Difficile de connaître leur nombre exact, même si le dispositif était hypertrophié l’avant-dernière nuit, à l’occasion de la visite du maire et du préfet, avec ses dizaines d’agents en tenue et en civil. “Cet été était le premier où la convention de coordination entre les deux polices a été effective, elle est maintenant en vitesse de croisière”, souligne avec satisfaction le préfet des Alpes-Maritimes, Francis Lamy.
Et le représentant de l’Etat de dégainer ses statistiques : “En juillet et août la délinquance générale a baissé de 25,32 % (par rapport à la même période l’an dernier) et les agressions sont en recul de 22,61 %. De très bons chiffres qui tendent à prouver que la vieille ville est plus sûre qu’il y a un an.

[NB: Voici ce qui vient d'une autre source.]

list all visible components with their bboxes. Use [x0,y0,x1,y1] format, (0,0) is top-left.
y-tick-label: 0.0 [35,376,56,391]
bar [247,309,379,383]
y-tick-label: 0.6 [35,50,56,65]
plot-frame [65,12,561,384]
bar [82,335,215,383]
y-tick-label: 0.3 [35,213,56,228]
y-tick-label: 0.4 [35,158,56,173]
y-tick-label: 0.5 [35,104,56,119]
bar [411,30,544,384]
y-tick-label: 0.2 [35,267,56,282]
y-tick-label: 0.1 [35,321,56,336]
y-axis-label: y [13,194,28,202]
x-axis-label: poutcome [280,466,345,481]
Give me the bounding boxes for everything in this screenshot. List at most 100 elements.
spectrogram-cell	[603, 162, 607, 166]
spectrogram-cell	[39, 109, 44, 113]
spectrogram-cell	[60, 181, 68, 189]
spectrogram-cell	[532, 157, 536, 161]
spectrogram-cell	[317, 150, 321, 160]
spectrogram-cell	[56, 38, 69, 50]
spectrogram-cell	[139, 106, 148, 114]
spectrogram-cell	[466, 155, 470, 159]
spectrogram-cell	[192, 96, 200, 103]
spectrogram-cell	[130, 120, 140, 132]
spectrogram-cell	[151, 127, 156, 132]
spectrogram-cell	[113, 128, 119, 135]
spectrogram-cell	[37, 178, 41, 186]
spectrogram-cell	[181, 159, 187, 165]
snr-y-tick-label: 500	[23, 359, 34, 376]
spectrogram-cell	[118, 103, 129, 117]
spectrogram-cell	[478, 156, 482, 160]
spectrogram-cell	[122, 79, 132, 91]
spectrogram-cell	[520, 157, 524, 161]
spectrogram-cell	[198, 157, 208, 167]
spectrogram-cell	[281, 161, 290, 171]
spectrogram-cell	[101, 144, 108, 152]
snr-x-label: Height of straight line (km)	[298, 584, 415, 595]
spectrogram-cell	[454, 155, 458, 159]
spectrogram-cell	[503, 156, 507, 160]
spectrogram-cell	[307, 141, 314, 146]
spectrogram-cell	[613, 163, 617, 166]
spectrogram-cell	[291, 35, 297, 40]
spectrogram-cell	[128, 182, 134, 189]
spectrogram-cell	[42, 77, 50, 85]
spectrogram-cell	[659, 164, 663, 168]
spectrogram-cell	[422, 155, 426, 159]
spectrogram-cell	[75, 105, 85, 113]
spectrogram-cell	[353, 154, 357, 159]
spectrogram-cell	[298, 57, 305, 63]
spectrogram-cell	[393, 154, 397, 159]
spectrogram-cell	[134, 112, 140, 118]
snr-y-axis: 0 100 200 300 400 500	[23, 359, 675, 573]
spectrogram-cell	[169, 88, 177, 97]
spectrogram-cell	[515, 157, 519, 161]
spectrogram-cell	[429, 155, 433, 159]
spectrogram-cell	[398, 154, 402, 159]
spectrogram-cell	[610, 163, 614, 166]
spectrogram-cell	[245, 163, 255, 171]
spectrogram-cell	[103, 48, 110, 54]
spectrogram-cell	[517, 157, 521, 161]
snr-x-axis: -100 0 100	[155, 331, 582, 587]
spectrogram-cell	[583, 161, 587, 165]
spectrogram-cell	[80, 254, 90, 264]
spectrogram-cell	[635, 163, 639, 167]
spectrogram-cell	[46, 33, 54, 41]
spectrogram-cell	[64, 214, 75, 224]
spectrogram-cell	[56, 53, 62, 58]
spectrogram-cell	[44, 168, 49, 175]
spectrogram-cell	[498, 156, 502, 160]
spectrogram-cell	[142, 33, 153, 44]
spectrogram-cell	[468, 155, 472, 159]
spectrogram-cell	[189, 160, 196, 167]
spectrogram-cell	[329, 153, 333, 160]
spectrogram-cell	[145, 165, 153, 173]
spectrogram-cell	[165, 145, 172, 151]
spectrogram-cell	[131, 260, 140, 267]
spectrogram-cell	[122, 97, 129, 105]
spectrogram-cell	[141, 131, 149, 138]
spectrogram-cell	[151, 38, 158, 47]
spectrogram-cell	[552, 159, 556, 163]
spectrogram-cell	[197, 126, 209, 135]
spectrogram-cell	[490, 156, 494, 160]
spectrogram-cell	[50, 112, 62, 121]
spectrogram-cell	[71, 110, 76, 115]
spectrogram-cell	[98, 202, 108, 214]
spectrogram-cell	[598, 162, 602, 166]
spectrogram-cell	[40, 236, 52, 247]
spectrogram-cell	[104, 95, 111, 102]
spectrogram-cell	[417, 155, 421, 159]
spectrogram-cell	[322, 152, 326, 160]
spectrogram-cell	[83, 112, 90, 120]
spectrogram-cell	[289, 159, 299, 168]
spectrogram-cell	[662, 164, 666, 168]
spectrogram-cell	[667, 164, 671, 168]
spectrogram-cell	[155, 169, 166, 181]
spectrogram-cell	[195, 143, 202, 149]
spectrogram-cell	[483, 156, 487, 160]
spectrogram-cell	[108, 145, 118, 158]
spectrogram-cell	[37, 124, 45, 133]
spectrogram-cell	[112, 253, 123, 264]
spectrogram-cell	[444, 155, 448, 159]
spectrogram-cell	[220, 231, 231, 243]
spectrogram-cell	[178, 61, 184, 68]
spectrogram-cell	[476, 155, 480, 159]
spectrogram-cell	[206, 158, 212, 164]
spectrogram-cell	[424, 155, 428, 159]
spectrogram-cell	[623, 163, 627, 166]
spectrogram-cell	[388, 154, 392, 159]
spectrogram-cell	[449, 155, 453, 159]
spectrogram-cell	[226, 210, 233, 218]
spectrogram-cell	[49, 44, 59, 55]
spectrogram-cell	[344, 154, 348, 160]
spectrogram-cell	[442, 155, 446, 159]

Pour améliorer ces résultats, le maire annonce que dix nouvelles caméras seront bientôt installées pour supprimer des “zones d’ombre”. Christian Estrosi indique aussi que le poste de police municipale du cours Saleya, qui ferme à 20 h 30, sera à l’avenir ouvert 24 heures sur 24 tous les week-ends et les jours fériés et pendant les vacances scolaires.